A variance should not be granted where the use to be authorized thereby will alter the essential character of the locality, or interfere with the zoning plan for the area and with rights of owners of other property; and a variance which permits a use not authorized by an existing zoning classification fixed under a planned zoning of the area or neighborhood, generally is not justified unless the land can not yield a reasonable return when used only for purposes authorized in its present zoning. From the complaint it appears that the variance was sought for the economic advantage of the applicant, and not because the property was not reasonably and profitably usable for one or another of the purposes for which it was zoned.
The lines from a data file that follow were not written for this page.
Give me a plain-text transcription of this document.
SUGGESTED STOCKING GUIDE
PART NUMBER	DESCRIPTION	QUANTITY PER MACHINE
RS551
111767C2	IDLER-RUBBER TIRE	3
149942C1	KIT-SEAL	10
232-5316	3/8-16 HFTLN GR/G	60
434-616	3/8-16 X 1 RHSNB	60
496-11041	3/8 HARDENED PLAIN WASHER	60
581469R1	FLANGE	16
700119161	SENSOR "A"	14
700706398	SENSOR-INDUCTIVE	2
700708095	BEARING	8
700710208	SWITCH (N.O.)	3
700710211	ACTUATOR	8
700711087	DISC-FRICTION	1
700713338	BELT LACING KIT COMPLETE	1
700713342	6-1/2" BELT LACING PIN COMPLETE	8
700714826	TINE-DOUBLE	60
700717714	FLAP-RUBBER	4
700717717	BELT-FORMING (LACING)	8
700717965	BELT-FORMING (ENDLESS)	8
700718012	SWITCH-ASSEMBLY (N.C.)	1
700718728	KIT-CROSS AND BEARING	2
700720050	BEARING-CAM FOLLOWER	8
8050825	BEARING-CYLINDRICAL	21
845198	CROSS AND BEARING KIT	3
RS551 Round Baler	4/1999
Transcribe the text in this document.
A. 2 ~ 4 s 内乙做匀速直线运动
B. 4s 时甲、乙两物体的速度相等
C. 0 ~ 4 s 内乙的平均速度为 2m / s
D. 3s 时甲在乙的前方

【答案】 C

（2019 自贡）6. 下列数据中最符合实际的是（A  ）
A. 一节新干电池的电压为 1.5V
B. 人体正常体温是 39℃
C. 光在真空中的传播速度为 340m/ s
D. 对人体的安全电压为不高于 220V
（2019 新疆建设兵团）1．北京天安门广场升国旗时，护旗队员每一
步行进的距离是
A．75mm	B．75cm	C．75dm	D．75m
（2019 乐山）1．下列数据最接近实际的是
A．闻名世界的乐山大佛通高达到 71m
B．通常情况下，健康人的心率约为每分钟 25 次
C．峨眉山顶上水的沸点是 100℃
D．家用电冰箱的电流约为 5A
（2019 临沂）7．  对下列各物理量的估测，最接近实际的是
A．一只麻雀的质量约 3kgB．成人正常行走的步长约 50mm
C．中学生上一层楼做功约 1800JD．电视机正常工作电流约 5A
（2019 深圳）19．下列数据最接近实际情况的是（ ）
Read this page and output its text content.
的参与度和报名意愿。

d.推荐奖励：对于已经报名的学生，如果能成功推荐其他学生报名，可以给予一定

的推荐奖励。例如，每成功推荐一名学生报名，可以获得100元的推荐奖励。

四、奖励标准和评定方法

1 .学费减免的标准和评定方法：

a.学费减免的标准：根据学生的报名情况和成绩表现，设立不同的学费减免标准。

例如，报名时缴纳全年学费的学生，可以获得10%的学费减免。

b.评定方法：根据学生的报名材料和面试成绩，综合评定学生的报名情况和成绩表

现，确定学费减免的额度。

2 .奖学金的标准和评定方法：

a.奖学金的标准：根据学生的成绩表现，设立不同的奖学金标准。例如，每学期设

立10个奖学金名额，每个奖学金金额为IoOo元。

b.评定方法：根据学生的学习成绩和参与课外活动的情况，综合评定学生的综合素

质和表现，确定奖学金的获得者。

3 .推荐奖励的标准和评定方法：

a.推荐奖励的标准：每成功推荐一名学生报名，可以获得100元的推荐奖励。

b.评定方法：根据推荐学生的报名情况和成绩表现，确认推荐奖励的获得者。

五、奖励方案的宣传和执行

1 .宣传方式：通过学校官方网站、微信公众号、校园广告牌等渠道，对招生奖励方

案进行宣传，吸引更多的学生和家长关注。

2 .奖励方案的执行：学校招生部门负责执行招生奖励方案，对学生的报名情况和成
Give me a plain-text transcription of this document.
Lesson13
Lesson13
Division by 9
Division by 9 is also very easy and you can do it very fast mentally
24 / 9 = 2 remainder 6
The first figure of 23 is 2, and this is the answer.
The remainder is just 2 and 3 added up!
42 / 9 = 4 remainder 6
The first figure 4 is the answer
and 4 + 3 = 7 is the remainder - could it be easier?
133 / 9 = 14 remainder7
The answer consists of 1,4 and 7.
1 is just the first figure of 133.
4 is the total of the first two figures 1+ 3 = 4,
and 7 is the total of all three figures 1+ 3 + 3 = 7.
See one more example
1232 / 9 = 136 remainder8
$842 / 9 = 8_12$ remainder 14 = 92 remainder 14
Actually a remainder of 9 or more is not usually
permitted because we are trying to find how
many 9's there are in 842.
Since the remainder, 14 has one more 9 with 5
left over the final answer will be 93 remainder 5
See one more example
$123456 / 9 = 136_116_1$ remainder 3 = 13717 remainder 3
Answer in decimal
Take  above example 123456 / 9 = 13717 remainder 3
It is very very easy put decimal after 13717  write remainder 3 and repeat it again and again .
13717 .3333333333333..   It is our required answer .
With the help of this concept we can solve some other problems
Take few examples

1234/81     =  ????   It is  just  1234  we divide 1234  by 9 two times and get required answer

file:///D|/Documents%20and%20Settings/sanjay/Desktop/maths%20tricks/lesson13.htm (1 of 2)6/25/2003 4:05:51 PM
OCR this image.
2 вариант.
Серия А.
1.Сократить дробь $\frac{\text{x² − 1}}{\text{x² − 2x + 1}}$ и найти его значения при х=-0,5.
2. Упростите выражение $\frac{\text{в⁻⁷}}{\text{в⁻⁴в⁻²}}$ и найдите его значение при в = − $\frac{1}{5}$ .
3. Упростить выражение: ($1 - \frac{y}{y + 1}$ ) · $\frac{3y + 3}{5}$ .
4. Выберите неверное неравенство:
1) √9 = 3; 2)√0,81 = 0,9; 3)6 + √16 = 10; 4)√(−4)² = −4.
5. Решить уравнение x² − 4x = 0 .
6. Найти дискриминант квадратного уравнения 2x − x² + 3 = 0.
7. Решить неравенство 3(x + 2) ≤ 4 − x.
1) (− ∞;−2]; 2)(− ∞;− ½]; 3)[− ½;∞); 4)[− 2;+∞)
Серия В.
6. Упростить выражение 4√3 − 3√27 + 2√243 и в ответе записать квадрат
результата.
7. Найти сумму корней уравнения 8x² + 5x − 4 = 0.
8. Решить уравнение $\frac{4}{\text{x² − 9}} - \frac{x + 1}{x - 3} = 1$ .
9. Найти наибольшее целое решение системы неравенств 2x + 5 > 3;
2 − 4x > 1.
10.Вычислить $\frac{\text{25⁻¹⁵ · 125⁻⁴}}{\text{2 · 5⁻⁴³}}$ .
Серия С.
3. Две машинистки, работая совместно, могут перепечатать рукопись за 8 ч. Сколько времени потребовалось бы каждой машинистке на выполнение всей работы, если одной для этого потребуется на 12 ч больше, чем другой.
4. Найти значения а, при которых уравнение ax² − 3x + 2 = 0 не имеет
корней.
The complaint in this case adequately raised the question of the existence vel non of any exceptional and undue hardship pertaining to the particular property involved, so as to justify or permit the ordinance for the variance, and therefore was sufficient to withstand the challenge of a motion to dismiss.

Moreover, the complaint showed that the hardship claimed was self-created and self-imposed. One who purchases property while it is in a certain known zoning classification, ordinarily will not be heard to claim as a hardship a factor or factors which existed at the time he acquired the property. That point is stronger in this case because here the purchaser of the property, aware of the permitted uses, sought to obtain a variance therefrom before it acquired the property, and the appellee corporation took conveyance of the property after the city zoning board had ruled against its application for a variance.